Paradis fiscaux et judiciaires

Main basse sur l’argent du cacao ?

samedi 7 juillet 2007

Journal l’Humanité

Rubrique International

Article paru dans l’édition du 19 janvier 2006.

Main basse sur l’argent du cacao ?

Monde

Un audit commandé par l’Union européenne fait état de malversations dans la filière cacao ayant permis le financement d’achat d’armes.

Le rapport de l’UE sur les malversations dans la filière cacao est accablant pour le régime ivoirien du président Laurent Gbagbo. Mais selon l’AFP, citant la Commission européenne, ce rapport a été refusé parce qu’« il ne répondait pas à ce qui avait été commandé ». Le fait qu’il « commence avec des remerciements aux officiers français » qui ont assuré la sécurité des experts européens « n’est pas sérieux », objecte-t-on à Bruxelles. En réalité, il est à se demander si ce n’est pas le fait qu’il pointe les dérives de la libéralisation de la filière cacao, entreprise sous la pression du FMI et des marchés financiers, qui a fait problème à Bruxelles.

Il n’empêche, le rapport en question accuse le régime ivoirien de détourner de l’argent de la filière cacao pour financer l’achat d’armes. Principale richesse du pays, le cacao - 620 000 exploitations - procure des recettes estimées à 3 milliards de dollars par an. Selon le FMI, six millions de personnes en vivent directement ou indirectement.

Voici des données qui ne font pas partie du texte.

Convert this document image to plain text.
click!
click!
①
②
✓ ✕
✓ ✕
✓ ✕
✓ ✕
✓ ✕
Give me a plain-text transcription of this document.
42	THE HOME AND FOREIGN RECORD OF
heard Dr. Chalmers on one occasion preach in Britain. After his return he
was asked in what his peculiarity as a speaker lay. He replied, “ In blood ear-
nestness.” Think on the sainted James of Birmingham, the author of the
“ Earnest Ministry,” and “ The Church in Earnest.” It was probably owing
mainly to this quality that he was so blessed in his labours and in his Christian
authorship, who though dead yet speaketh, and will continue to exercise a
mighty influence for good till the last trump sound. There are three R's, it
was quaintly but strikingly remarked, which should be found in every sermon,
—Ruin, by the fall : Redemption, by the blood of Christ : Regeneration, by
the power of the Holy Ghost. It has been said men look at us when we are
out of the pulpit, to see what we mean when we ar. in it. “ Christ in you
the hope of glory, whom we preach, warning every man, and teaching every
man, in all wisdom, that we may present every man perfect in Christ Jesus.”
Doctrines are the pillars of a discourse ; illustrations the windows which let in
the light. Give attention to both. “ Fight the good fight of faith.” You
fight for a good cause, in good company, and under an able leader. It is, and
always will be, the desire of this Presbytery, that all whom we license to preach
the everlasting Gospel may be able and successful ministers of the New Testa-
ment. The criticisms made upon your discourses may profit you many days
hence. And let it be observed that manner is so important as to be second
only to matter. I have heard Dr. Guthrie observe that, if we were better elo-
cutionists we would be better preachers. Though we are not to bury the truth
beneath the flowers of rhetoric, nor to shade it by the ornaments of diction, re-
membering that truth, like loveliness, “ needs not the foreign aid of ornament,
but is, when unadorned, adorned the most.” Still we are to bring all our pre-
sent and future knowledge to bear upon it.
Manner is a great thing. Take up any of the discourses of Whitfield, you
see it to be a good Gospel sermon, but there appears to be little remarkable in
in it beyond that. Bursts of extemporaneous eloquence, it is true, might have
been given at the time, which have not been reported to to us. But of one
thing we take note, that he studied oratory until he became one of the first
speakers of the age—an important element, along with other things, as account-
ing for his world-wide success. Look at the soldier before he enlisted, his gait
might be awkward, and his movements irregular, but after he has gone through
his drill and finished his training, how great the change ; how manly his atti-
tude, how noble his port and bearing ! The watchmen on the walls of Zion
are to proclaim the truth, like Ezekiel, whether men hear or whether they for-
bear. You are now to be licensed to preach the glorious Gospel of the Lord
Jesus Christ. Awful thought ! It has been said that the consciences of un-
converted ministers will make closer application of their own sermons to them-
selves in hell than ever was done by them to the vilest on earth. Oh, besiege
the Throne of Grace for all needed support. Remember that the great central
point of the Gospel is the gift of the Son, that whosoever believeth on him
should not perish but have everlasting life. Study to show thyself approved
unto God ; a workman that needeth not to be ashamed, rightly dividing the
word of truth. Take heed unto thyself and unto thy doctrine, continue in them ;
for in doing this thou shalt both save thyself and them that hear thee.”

À la suite de la libéralisation de cette filière à la fin des années 1990, révèle ce rapport de 200 pages, les autorités ivoiriennes ont mis en place diverses institutions - Autorité de régulation et du contrôle du café-cacao, Fonds de régulation et de contrôle (FRC) - évoluant « en dehors de tout cadre légal » et gérant la filière « en toute opacité ». De plus, gérée par le FRC, « la réserve de prudence censée soutenir les cours du cacao en faveur des petits producteurs a, entre autres, servi à financer l’achat d’armes par le régime de Laurent Gbagbo », indique le rapport. Au début du conflit, le FRC a octroyé à cette réserve près de 30 milliards de francs CFA (45 millions d’euros) qui, après avoir transité par la Banque des États de l’Afrique de l’Ouest, a atterri à la Banque nationale d’investissement (BNI) géré par le clan Gbagbo.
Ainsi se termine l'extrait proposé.